Democrats target black voters as money pours into Georgia House race

Democrats are trying to make sure African-American voters don’t sit out a closely watched special election by casting the Georgia House race as an opportunity to rebuke President Donald Trump.

The Democratic Congressional Campaign Committee is making a six-figure ad buy on all seven of Atlanta’s black radio stations — as well as those stations’ websites and mobile streaming services — as part of a major push to help Democrat Jon Ossoff emerge from an 18-candidate field in the April 18 contest in the city’s northern suburbs. The radio ad buy also includes five figures on get-out-the-vote ads on Pandora.

The ad calls on listeners to “send a clear message to Donald Trump that racism and intolerance are never OK.”

The move comes as money pours into Georgia’s 6th District, in the northern Atlanta suburbs, with a GOP super PAC and the liberal MoveOn.org launching new ads Monday.

It’s one of four special elections to fill House seats vacated by President Donald Trump’s Cabinet picks. And — while Republicans are nervous about a Tuesday contest in a reliably red district in Kansas — it is, operatives on both sides say, by far Democrats’ best chance to pick off a seat. An Ossoff win there, in the district represented until recently by new Health and Human Services Secretary Tom Price and, previously, by Newt Gingrich, would buoy an already energized Democratic base and be seen nationally as a rebuke of Trump’s presidency.

The Georgia contest is a “jungle primary” — which means candidates of all parties, including 11 Republicans, are competing April 18. The top two would advance to a runoff. But if Ossoff tops 50%, he’d win outright — something Democrats are hoping to see happen given the district’s fractured Republican field.

The higher education levels and diversity in Georgia’s 6th District are characteristics that make it a prime Democratic target.

But black voters have made up just 6.9% of the vote over the last four Democratic primaries in the district, compared with 10.6% of the last three general elections, the DCCC said. Democrats see African-Americans as a crucial voting bloc that Ossoff can’t afford to see stay home.

The DCCC is also dropping mail focused on the frequency of voters’ participation in elections, and deploying 210 precinct captains to lead volunteers and reach 300 to 400 voters each in their districts, the committee said in a memo first obtained by CNN.

Its new investment is of about $250,000. It comes on top of an eight-person field team sent to Georgia in early March that has now trained and leads Ossoff’s field team of more than 70 paid staffers.

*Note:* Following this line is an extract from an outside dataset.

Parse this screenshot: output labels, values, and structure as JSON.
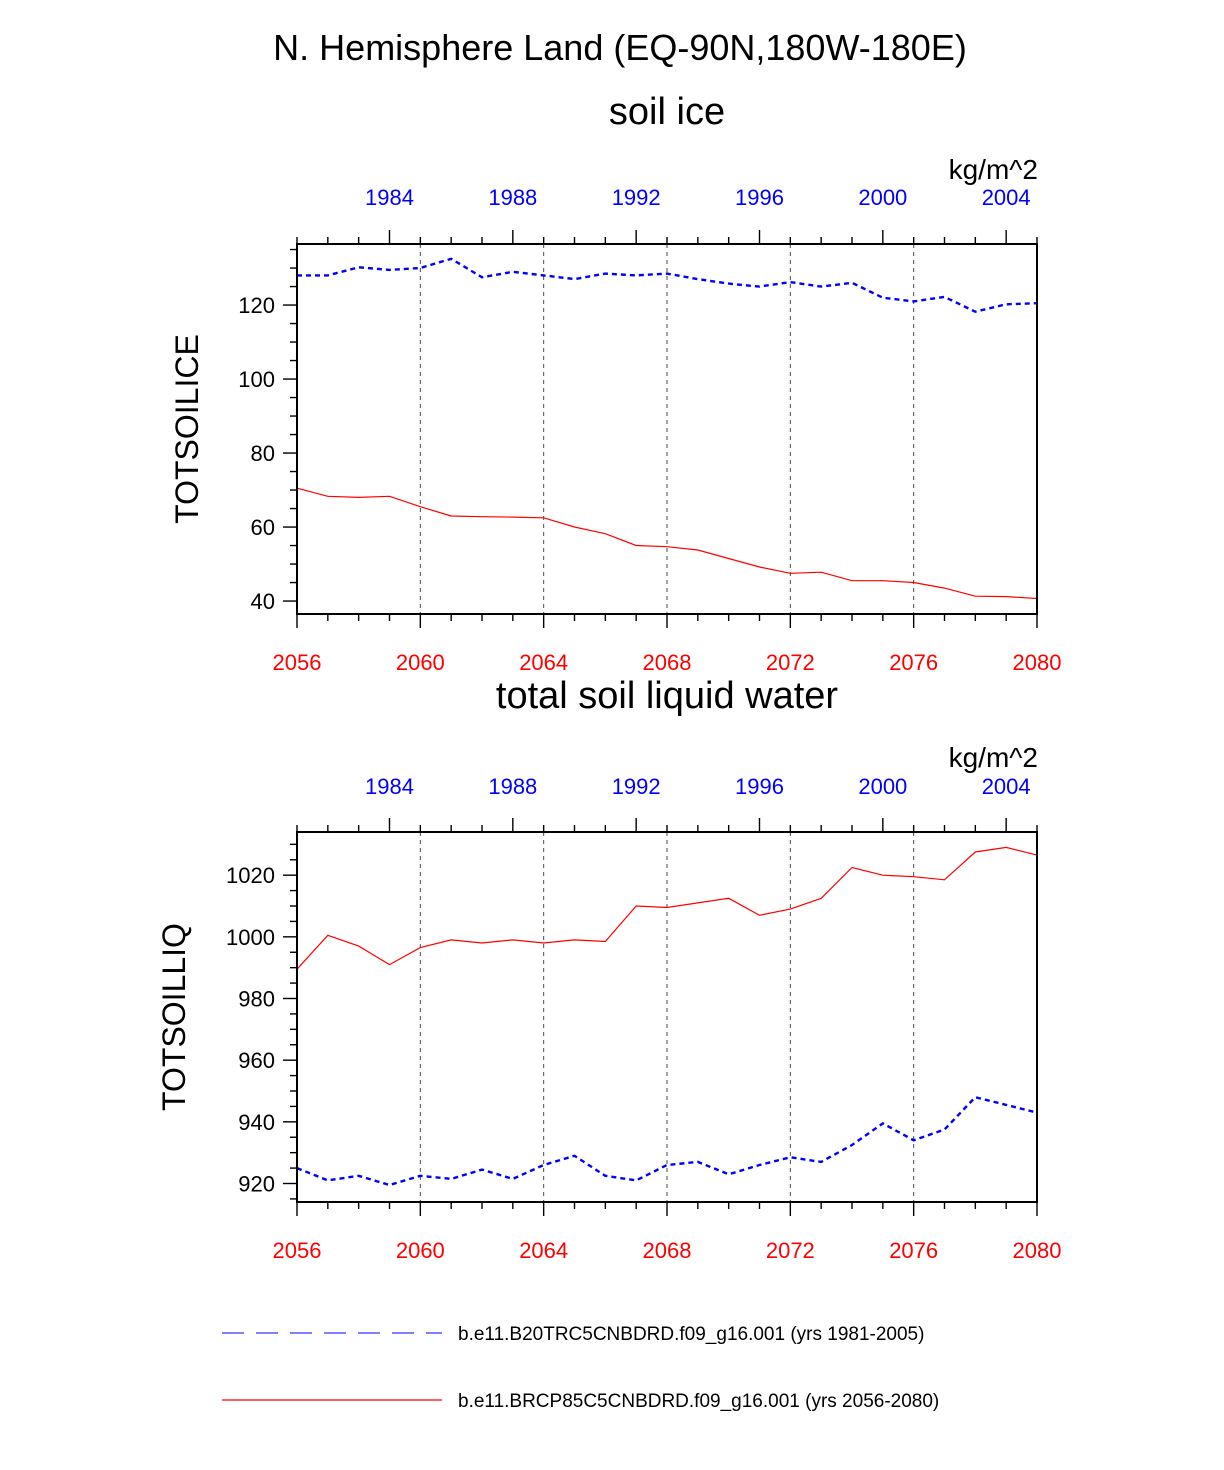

One of the DCCC’s original hires is now Ossoff’s field director — underscoring the party’s role in helping him build a field operation as Republicans continue a battle between former secretary of state Karen Handel, Dan Moody, Judson Hill and eight other contenders.

Democrats have led in vote-by-mail and early voting, the DCCC said.

The DCCC hasn’t launched its own TV ads. But the outside air cover isn’t necessary: the 30-year-old Ossoff raised $8.3 million in 2017’s first quarter — and has more than $2 million in the bank.

And despite an onslaught of attack ads, Ossoff’s higher spending and the better ad prices that candidates receive but outside groups do not mean he still holds a two-to-one advantage on the airwaves, according to a source familiar with the broadcast spending.

Still, Ossoff is facing major fire from the right. The Republican super PAC Congressional Leadership Fund had already announced plans to spend $2.2 million in the district, and announced Monday a new radio ad featuring Dr. Betty Price — a state representative and Tom Price’s wife.

That ad — like other efforts launched by the National Republican Congressional Committee — is focused on convincing conservative voters who carried Mitt Romney to victory by 22 points in the district in 2012 (but left Trump in droves, leaving him to win by less than 2 points) to turn out for the special election.

In the ad, Price hits “Nancy Pelosi and her out-of-state, out-of-touch liberal cronies.”

“It’s so important that we elect a conservative to fill Tom’s seat, to continue Tom’s fight to lower spending, lower taxes, and a strong defense against America’s enemies,” she says.

MoveOn.org, which boasts 15,000 members in the district, on Monday announced new spending of $250,000 on broadcast television, cable and digital ads focused on health care — the subject that has led to backlash against Republican members of Congress at town halls across the country leading up to the GOP’s failed effort to repeal the Affordable Care Act.

“Donald Trump just tried to take health care away from millions, including 57,000 in our district here in Georgia,” one of the two new TV ads says, before turning to the GOP effort’s specifics. “For those with pre-existing conditions and low-income seniors, that could mean the difference between lives and death.”

That ad touts Ossoff as someone who “will work to improve access to health care, not deny it.”

The other ad points to “the Trump-Republican health care plan” and says it would strip away maternity coverage — a reference to the House Freedom Caucus push to allow states to opt out of mandating that insurers cover specific “essential health benefits.”